When we annotate old German plain text in INCEpTION and MedTator and export annotations in IOB format, tokenization is often incorrect. In these cases one can use neat as tokenization corrector.
If we import plain text with one sentence per line instead of just plain text into INCEpTION, the annotations exported into IOB format have a decent quality of tokenization.
We decided to develop the annotation guidelines iteratively based on the existing annotation guidelines for historical German texts as well as via analysing the sample pages from the Reichsanzeiger.
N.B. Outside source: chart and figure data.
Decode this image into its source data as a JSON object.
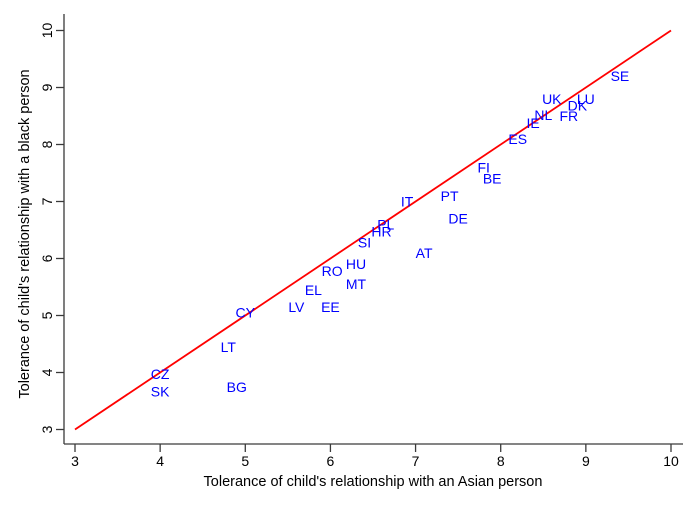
{
  "chart_data": {
    "type": "scatter",
    "title": "",
    "xlabel": "Tolerance of child's relationship with an Asian person",
    "ylabel": "Tolerance of child's relationship with a black person",
    "xlim": [
      3,
      10
    ],
    "ylim": [
      3,
      10
    ],
    "xticks": [
      "3",
      "4",
      "5",
      "6",
      "7",
      "8",
      "9",
      "10"
    ],
    "yticks": [
      "3",
      "4",
      "5",
      "6",
      "7",
      "8",
      "9",
      "10"
    ],
    "grid": false,
    "legend": "none",
    "marker_style": "country-code-text-labels",
    "label_color": "#0000ff",
    "axis_color": "#3a3a3a",
    "reference_line": {
      "name": "identity-line",
      "color": "#ff0000",
      "from": {
        "x": 3.0,
        "y": 3.0
      },
      "to": {
        "x": 10.0,
        "y": 10.0
      }
    },
    "points": [
      {
        "label": "SK",
        "x": 4.0,
        "y": 3.67
      },
      {
        "label": "CZ",
        "x": 4.0,
        "y": 3.97
      },
      {
        "label": "BG",
        "x": 4.9,
        "y": 3.75
      },
      {
        "label": "LT",
        "x": 4.8,
        "y": 4.45
      },
      {
        "label": "CY",
        "x": 5.0,
        "y": 5.05
      },
      {
        "label": "LV",
        "x": 5.6,
        "y": 5.15
      },
      {
        "label": "EE",
        "x": 6.0,
        "y": 5.15
      },
      {
        "label": "EL",
        "x": 5.8,
        "y": 5.45
      },
      {
        "label": "MT",
        "x": 6.3,
        "y": 5.55
      },
      {
        "label": "RO",
        "x": 6.02,
        "y": 5.78
      },
      {
        "label": "HU",
        "x": 6.3,
        "y": 5.9
      },
      {
        "label": "AT",
        "x": 7.1,
        "y": 6.1
      },
      {
        "label": "SI",
        "x": 6.4,
        "y": 6.28
      },
      {
        "label": "HR",
        "x": 6.6,
        "y": 6.47
      },
      {
        "label": "PL",
        "x": 6.65,
        "y": 6.6
      },
      {
        "label": "IT",
        "x": 6.9,
        "y": 7.0
      },
      {
        "label": "DE",
        "x": 7.5,
        "y": 6.7
      },
      {
        "label": "PT",
        "x": 7.4,
        "y": 7.1
      },
      {
        "label": "BE",
        "x": 7.9,
        "y": 7.4
      },
      {
        "label": "FI",
        "x": 7.8,
        "y": 7.6
      },
      {
        "label": "ES",
        "x": 8.2,
        "y": 8.1
      },
      {
        "label": "IE",
        "x": 8.38,
        "y": 8.38
      },
      {
        "label": "NL",
        "x": 8.5,
        "y": 8.52
      },
      {
        "label": "FR",
        "x": 8.8,
        "y": 8.5
      },
      {
        "label": "DK",
        "x": 8.9,
        "y": 8.68
      },
      {
        "label": "UK",
        "x": 8.6,
        "y": 8.8
      },
      {
        "label": "LU",
        "x": 9.0,
        "y": 8.8
      },
      {
        "label": "SE",
        "x": 9.4,
        "y": 9.2
      }
    ]
  }
}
Dataset | Text type | Century | Project | Annotation Guidelines | Annotation Tool | Tasks | Tagset | License |
---|---|---|---|---|---|---|---|---|
AjMC | Commentaries | XIX | Ajax MultiCommentary | Zenodo | INCEpTION | NER, NEL | pers, work, loc, object, date, scope | |
HIPE-2020 | Newspaper | mid XIX - mid XX | CLEF-HIPE-2020 | Zenodo | INCEpTION | NER, NEL | pers, org, prod, time, loc | |
Newseye | Newspaper | mid XIX - mid XX | Newseye | Zenodo | Transkribus | NER, NEL | PER, LOC, ORG, HumanProd | |
SoNAR | Newspaper | mid XIX - mid XX | SoNAR | Zenodo | neat | NER, NEL | PER, LOC, ORG |